Methods: Routine data collected by the national surveillance of infections in ICU settings was analyzed. The Belgian federal law encourages ICUs to collect data, for 3 consecutive months, on ICU-acquired infections and risk factors for patients admitted more than 2 days.

Results: Altogether 30 086 patients were reported. The yearly average number of patients was 6017, and of patient-days 47711.
Patients’ characteristics: Mean age increased from 63.9 to 67.2; Median SAPS II score decreased from 34.5 to 33; Mean ICU length of stay (LOS) went from 7.6 to 8.1 days; The proportion of patients using antibiotics at admission rose from 25.4 to 47.1% while those needing acute coronary care and surgery before ICU admission lessen from 17.4 to 12.0 and from 43.0 to 38.4 % respectively. The admission for medical reasons rose from 56.0 to 63.4%.

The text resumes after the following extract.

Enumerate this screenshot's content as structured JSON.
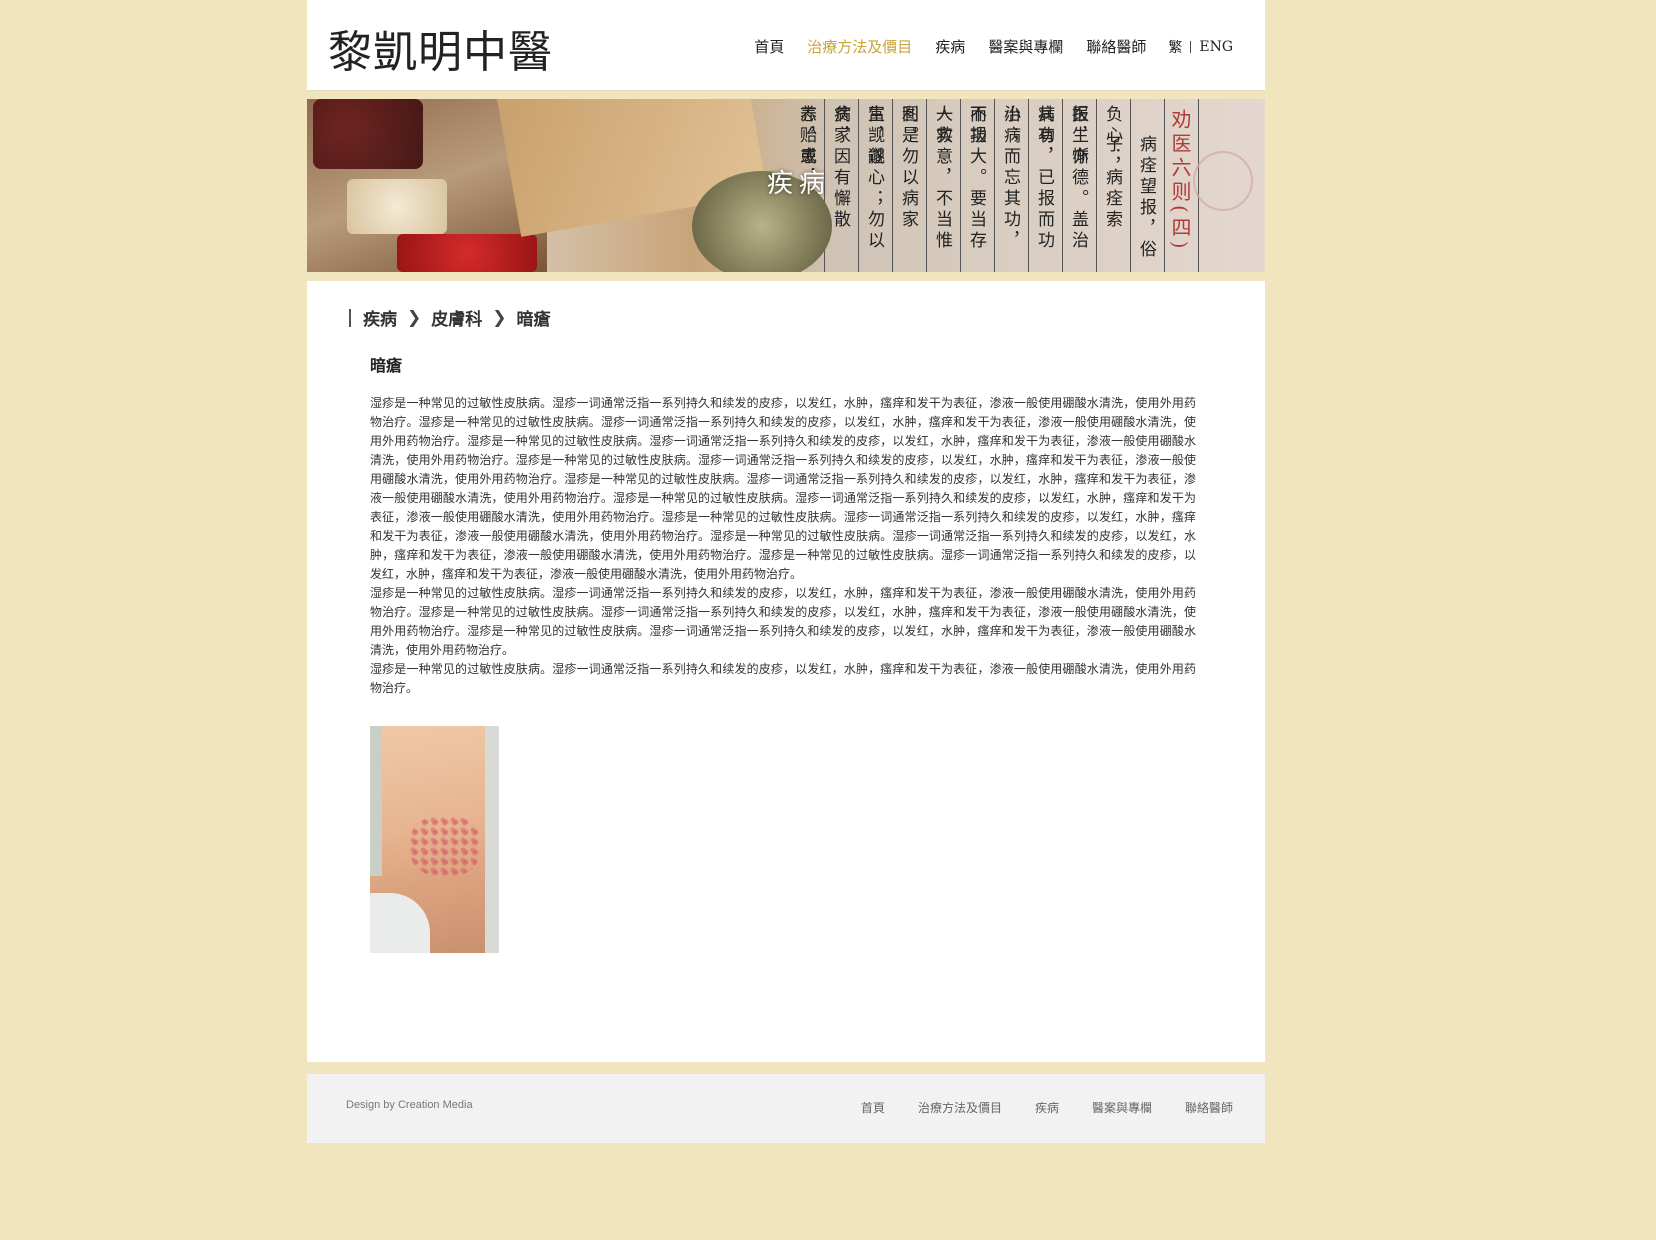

Invasive devices exposure: The proportion of patients with intubation went from 37.0 to 44.4, with central venous catheter (CVC) from 66.5 to 68.3 and with urinary catheter from 31.6 to 58.3%. The device-days per 1000 patient-days increased for intubation and urinary catheter (307.3 to 358.5 and 350.5 to 644.2) while the CVC-days decreased (890.3 to 746.5).

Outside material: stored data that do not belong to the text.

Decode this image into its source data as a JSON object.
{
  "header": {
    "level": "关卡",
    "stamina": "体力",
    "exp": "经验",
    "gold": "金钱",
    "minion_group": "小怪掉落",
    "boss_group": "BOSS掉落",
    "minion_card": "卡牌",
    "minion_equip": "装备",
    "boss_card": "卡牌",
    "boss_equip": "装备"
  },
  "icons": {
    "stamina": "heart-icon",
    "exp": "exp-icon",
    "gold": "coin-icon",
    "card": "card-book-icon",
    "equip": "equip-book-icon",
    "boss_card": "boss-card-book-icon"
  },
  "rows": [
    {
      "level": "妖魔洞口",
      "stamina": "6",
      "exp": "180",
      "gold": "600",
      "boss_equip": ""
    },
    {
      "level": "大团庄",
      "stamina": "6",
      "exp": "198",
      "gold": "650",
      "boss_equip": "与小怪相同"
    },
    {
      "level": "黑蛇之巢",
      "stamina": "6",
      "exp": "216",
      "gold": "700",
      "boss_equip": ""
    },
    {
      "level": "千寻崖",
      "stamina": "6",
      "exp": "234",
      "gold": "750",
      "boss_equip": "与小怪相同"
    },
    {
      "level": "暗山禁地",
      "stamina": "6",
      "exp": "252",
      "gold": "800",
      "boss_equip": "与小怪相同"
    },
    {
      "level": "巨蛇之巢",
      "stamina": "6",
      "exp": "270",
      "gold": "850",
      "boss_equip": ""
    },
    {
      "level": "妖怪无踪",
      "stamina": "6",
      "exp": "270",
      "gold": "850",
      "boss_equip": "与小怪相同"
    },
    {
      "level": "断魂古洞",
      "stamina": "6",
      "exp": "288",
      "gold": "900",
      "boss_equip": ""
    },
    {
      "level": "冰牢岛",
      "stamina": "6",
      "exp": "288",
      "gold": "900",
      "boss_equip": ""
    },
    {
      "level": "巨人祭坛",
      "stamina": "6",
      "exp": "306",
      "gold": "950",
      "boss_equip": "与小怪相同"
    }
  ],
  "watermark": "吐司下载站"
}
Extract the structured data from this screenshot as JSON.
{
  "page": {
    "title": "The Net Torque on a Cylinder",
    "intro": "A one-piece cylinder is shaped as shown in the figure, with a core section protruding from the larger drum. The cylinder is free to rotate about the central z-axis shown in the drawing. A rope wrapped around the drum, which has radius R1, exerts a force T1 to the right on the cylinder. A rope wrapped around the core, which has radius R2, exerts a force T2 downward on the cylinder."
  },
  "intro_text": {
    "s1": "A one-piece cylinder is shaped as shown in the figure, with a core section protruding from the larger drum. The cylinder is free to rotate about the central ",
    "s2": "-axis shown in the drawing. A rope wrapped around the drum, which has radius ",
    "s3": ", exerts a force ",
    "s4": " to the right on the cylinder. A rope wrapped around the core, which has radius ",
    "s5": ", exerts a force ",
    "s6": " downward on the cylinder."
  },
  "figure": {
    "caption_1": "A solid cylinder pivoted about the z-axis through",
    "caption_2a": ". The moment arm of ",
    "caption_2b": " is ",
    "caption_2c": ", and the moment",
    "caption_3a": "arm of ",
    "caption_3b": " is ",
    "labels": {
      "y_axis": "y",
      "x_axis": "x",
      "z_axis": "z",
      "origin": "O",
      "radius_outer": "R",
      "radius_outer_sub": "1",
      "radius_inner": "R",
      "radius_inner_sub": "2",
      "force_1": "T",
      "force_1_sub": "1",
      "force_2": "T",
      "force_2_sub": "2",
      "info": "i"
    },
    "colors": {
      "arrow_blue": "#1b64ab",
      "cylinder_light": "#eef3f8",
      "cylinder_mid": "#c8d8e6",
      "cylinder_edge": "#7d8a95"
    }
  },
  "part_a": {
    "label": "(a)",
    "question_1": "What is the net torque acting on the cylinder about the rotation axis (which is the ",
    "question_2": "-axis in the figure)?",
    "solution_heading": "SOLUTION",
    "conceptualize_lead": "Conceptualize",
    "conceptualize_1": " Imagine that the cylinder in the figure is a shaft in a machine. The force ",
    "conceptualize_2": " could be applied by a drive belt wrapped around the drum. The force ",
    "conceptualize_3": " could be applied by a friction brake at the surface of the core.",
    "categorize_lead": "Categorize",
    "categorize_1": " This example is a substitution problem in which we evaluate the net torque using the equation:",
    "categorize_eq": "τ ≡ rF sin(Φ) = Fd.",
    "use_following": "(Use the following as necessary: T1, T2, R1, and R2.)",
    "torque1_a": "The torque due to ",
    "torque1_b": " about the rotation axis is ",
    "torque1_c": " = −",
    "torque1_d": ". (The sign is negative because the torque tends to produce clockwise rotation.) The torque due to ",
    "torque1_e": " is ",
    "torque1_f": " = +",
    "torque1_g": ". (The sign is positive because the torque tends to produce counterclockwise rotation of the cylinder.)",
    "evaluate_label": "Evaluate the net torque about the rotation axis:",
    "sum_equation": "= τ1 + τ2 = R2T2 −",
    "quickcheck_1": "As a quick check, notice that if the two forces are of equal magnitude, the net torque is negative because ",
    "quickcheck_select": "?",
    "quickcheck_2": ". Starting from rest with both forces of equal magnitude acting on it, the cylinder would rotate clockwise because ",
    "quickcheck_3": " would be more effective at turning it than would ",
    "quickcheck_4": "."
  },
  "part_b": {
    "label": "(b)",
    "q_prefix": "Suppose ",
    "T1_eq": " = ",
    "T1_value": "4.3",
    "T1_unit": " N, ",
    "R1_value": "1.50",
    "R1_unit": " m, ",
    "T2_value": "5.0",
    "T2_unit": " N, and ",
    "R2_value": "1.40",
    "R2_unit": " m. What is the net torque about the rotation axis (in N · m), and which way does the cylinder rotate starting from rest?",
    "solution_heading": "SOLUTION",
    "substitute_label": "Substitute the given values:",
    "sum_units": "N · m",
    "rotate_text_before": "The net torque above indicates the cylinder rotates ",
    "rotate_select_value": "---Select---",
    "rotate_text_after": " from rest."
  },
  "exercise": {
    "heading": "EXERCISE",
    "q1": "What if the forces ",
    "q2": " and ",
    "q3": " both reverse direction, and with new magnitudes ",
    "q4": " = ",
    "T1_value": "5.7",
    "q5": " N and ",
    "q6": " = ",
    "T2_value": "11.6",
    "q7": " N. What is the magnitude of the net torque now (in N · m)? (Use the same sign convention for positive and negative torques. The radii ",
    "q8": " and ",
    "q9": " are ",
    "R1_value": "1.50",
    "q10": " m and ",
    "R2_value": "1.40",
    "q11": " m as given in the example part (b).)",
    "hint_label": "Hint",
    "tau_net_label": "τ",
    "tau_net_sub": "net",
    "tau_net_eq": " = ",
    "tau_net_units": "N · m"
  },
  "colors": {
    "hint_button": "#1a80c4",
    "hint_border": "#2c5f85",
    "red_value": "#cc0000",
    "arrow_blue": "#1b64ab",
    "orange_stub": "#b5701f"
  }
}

Infection indicators: PN indicators rose from 6.7 to 10.6 per 100 patients and from 10.7 to 16.5 per 1000 patient-days but lessen from 15.6 to 11.1 per 1000 intubation-days. BSI and UTI increased but their frequency, per device utilization-days, remained stable over time.
Overall mortality increased from 7.3 to 8.5% and LOS among ICU survivors rose from 4 to 5 days.

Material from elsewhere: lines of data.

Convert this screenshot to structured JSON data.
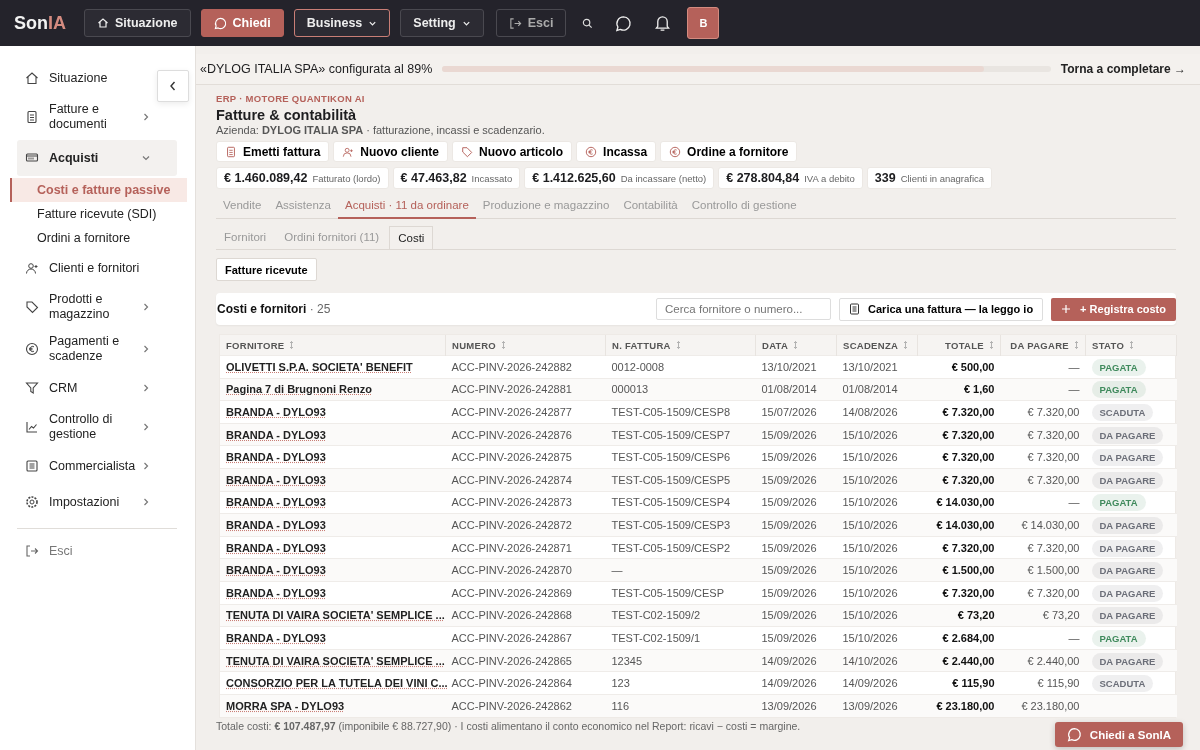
{
  "logo": {
    "main": "Son",
    "accent": "IA"
  },
  "nav": [
    {
      "label": "Situazione",
      "kind": "home",
      "selected": false
    },
    {
      "label": "Chiedi",
      "kind": "primary",
      "selected": false
    },
    {
      "label": "Business",
      "kind": "menu",
      "selected": true
    },
    {
      "label": "Setting",
      "kind": "menu",
      "selected": false
    },
    {
      "label": "Esci",
      "kind": "exit",
      "selected": false
    }
  ],
  "avatar": "B",
  "sidebar": {
    "items": [
      {
        "label": "Situazione"
      },
      {
        "label": "Fatture e documenti",
        "expanded": false
      },
      {
        "label": "Acquisti",
        "expanded": true,
        "children": [
          {
            "label": "Costi e fatture passive",
            "selected": true
          },
          {
            "label": "Fatture ricevute (SDI)",
            "selected": false
          },
          {
            "label": "Ordini a fornitore",
            "selected": false
          }
        ]
      },
      {
        "label": "Clienti e fornitori"
      },
      {
        "label": "Prodotti e magazzino",
        "expanded": false
      },
      {
        "label": "Pagamenti e scadenze",
        "expanded": false
      },
      {
        "label": "CRM",
        "expanded": false
      },
      {
        "label": "Controllo di gestione",
        "expanded": false
      },
      {
        "label": "Commercialista",
        "expanded": false
      },
      {
        "label": "Impostazioni",
        "expanded": false
      }
    ],
    "exit": "Esci"
  },
  "banner": {
    "text": "«DYLOG ITALIA SPA» configurata al 89%",
    "level": 0.89,
    "link": "Torna a completare →"
  },
  "header": {
    "eyebrow": "ERP · MOTORE QUANTIKON AI",
    "title": "Fatture & contabilità",
    "subtitle": "Azienda: **DYLOG ITALIA SPA** · fatturazione, incassi e scadenzario."
  },
  "actions": [
    "Emetti fattura",
    "Nuovo cliente",
    "Nuovo articolo",
    "Incassa",
    "Ordine a fornitore"
  ],
  "kpis": [
    {
      "value": "€ 1.460.089,42",
      "label": "Fatturato (lordo)"
    },
    {
      "value": "€ 47.463,82",
      "label": "Incassato"
    },
    {
      "value": "€ 1.412.625,60",
      "label": "Da incassare (netto)"
    },
    {
      "value": "€ 278.804,84",
      "label": "IVA a debito"
    },
    {
      "value": "339",
      "label": "Clienti in anagrafica"
    }
  ],
  "tabs": [
    {
      "label": "Vendite",
      "selected": false
    },
    {
      "label": "Assistenza",
      "selected": false
    },
    {
      "label": "Acquisti · 11 da ordinare",
      "selected": true
    },
    {
      "label": "Produzione e magazzino",
      "selected": false
    },
    {
      "label": "Contabilità",
      "selected": false
    },
    {
      "label": "Controllo di gestione",
      "selected": false
    }
  ],
  "subtabs": [
    {
      "label": "Fornitori",
      "selected": false
    },
    {
      "label": "Ordini fornitori (11)",
      "selected": false
    },
    {
      "label": "Costi",
      "selected": true
    }
  ],
  "filter_button": "Fatture ricevute",
  "card": {
    "title": "Costi e fornitori",
    "count": "· 25",
    "search": {
      "placeholder": "Cerca fornitore o numero..."
    },
    "upload_button": "Carica una fattura — la leggo io",
    "add_button": "+ Registra costo"
  },
  "table": {
    "columns": [
      "FORNITORE",
      "NUMERO",
      "N. FATTURA",
      "DATA",
      "SCADENZA",
      "TOTALE",
      "DA PAGARE",
      "STATO"
    ],
    "rows": [
      {
        "fornitore": "OLIVETTI S.P.A. SOCIETA' BENEFIT",
        "numero": "ACC-PINV-2026-242882",
        "fattura": "0012-0008",
        "data": "13/10/2021",
        "scadenza": "13/10/2021",
        "totale": "€ 500,00",
        "da_pagare": "—",
        "stato": "PAGATA",
        "color": "#3f8a5c"
      },
      {
        "fornitore": "Pagina 7 di Brugnoni Renzo",
        "numero": "ACC-PINV-2026-242881",
        "fattura": "000013",
        "data": "01/08/2014",
        "scadenza": "01/08/2014",
        "totale": "€ 1,60",
        "da_pagare": "—",
        "stato": "PAGATA",
        "color": "#3f8a5c"
      },
      {
        "fornitore": "BRANDA - DYLO93",
        "numero": "ACC-PINV-2026-242877",
        "fattura": "TEST-C05-1509/CESP8",
        "data": "15/07/2026",
        "scadenza": "14/08/2026",
        "totale": "€ 7.320,00",
        "da_pagare": "€ 7.320,00",
        "stato": "SCADUTA",
        "color": "#6b6e78"
      },
      {
        "fornitore": "BRANDA - DYLO93",
        "numero": "ACC-PINV-2026-242876",
        "fattura": "TEST-C05-1509/CESP7",
        "data": "15/09/2026",
        "scadenza": "15/10/2026",
        "totale": "€ 7.320,00",
        "da_pagare": "€ 7.320,00",
        "stato": "DA PAGARE",
        "color": "#6b6e78"
      },
      {
        "fornitore": "BRANDA - DYLO93",
        "numero": "ACC-PINV-2026-242875",
        "fattura": "TEST-C05-1509/CESP6",
        "data": "15/09/2026",
        "scadenza": "15/10/2026",
        "totale": "€ 7.320,00",
        "da_pagare": "€ 7.320,00",
        "stato": "DA PAGARE",
        "color": "#6b6e78"
      },
      {
        "fornitore": "BRANDA - DYLO93",
        "numero": "ACC-PINV-2026-242874",
        "fattura": "TEST-C05-1509/CESP5",
        "data": "15/09/2026",
        "scadenza": "15/10/2026",
        "totale": "€ 7.320,00",
        "da_pagare": "€ 7.320,00",
        "stato": "DA PAGARE",
        "color": "#6b6e78"
      },
      {
        "fornitore": "BRANDA - DYLO93",
        "numero": "ACC-PINV-2026-242873",
        "fattura": "TEST-C05-1509/CESP4",
        "data": "15/09/2026",
        "scadenza": "15/10/2026",
        "totale": "€ 14.030,00",
        "da_pagare": "—",
        "stato": "PAGATA",
        "color": "#3f8a5c"
      },
      {
        "fornitore": "BRANDA - DYLO93",
        "numero": "ACC-PINV-2026-242872",
        "fattura": "TEST-C05-1509/CESP3",
        "data": "15/09/2026",
        "scadenza": "15/10/2026",
        "totale": "€ 14.030,00",
        "da_pagare": "€ 14.030,00",
        "stato": "DA PAGARE",
        "color": "#6b6e78"
      },
      {
        "fornitore": "BRANDA - DYLO93",
        "numero": "ACC-PINV-2026-242871",
        "fattura": "TEST-C05-1509/CESP2",
        "data": "15/09/2026",
        "scadenza": "15/10/2026",
        "totale": "€ 7.320,00",
        "da_pagare": "€ 7.320,00",
        "stato": "DA PAGARE",
        "color": "#6b6e78"
      },
      {
        "fornitore": "BRANDA - DYLO93",
        "numero": "ACC-PINV-2026-242870",
        "fattura": "—",
        "data": "15/09/2026",
        "scadenza": "15/10/2026",
        "totale": "€ 1.500,00",
        "da_pagare": "€ 1.500,00",
        "stato": "DA PAGARE",
        "color": "#6b6e78"
      },
      {
        "fornitore": "BRANDA - DYLO93",
        "numero": "ACC-PINV-2026-242869",
        "fattura": "TEST-C05-1509/CESP",
        "data": "15/09/2026",
        "scadenza": "15/10/2026",
        "totale": "€ 7.320,00",
        "da_pagare": "€ 7.320,00",
        "stato": "DA PAGARE",
        "color": "#6b6e78"
      },
      {
        "fornitore": "TENUTA DI VAIRA SOCIETA' SEMPLICE ...",
        "numero": "ACC-PINV-2026-242868",
        "fattura": "TEST-C02-1509/2",
        "data": "15/09/2026",
        "scadenza": "15/10/2026",
        "totale": "€ 73,20",
        "da_pagare": "€ 73,20",
        "stato": "DA PAGARE",
        "color": "#6b6e78"
      },
      {
        "fornitore": "BRANDA - DYLO93",
        "numero": "ACC-PINV-2026-242867",
        "fattura": "TEST-C02-1509/1",
        "data": "15/09/2026",
        "scadenza": "15/10/2026",
        "totale": "€ 2.684,00",
        "da_pagare": "—",
        "stato": "PAGATA",
        "color": "#3f8a5c"
      },
      {
        "fornitore": "TENUTA DI VAIRA SOCIETA' SEMPLICE ...",
        "numero": "ACC-PINV-2026-242865",
        "fattura": "12345",
        "data": "14/09/2026",
        "scadenza": "14/10/2026",
        "totale": "€ 2.440,00",
        "da_pagare": "€ 2.440,00",
        "stato": "DA PAGARE",
        "color": "#6b6e78"
      },
      {
        "fornitore": "CONSORZIO PER LA TUTELA DEI VINI C...",
        "numero": "ACC-PINV-2026-242864",
        "fattura": "123",
        "data": "14/09/2026",
        "scadenza": "14/09/2026",
        "totale": "€ 115,90",
        "da_pagare": "€ 115,90",
        "stato": "SCADUTA",
        "color": "#6b6e78"
      },
      {
        "fornitore": "MORRA SPA - DYLO93",
        "numero": "ACC-PINV-2026-242862",
        "fattura": "116",
        "data": "13/09/2026",
        "scadenza": "13/09/2026",
        "totale": "€ 23.180,00",
        "da_pagare": "€ 23.180,00"
      }
    ]
  },
  "footer": "Totale costi: **€ 107.487,97** (imponibile € 88.727,90) · I costi alimentano il conto economico nel Report: ricavi − costi = margine.",
  "chat_button": "Chiedi a SonIA"
}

Conclusions: Ageing may have modified ICU admissions, process and outcome. The reduction of ICU-acquired infections per device utilization-days suggests infection control improvement. Besides ageing, the increase in antibiotic use at admission and of invasive devises may also reveal changes in medical practice, resources and staff. LOS among ICU survivors could be seen as a proxy for increasing life expectancy and quality of care.
Variations in surveillance participation may introduce a selection bias toward largest ICUs. Further studies are needed to quantify trends and to untie the effect of changes in patients’ mix and medical practice. As ICU practitioners cannot wait for them to improve practice, national surveillance systems should use supervision to improve local data and enlarge quality assurance beyond statistics. National programs should introduce case studies and audits, and promote experience exchanges amongst ICU professionals.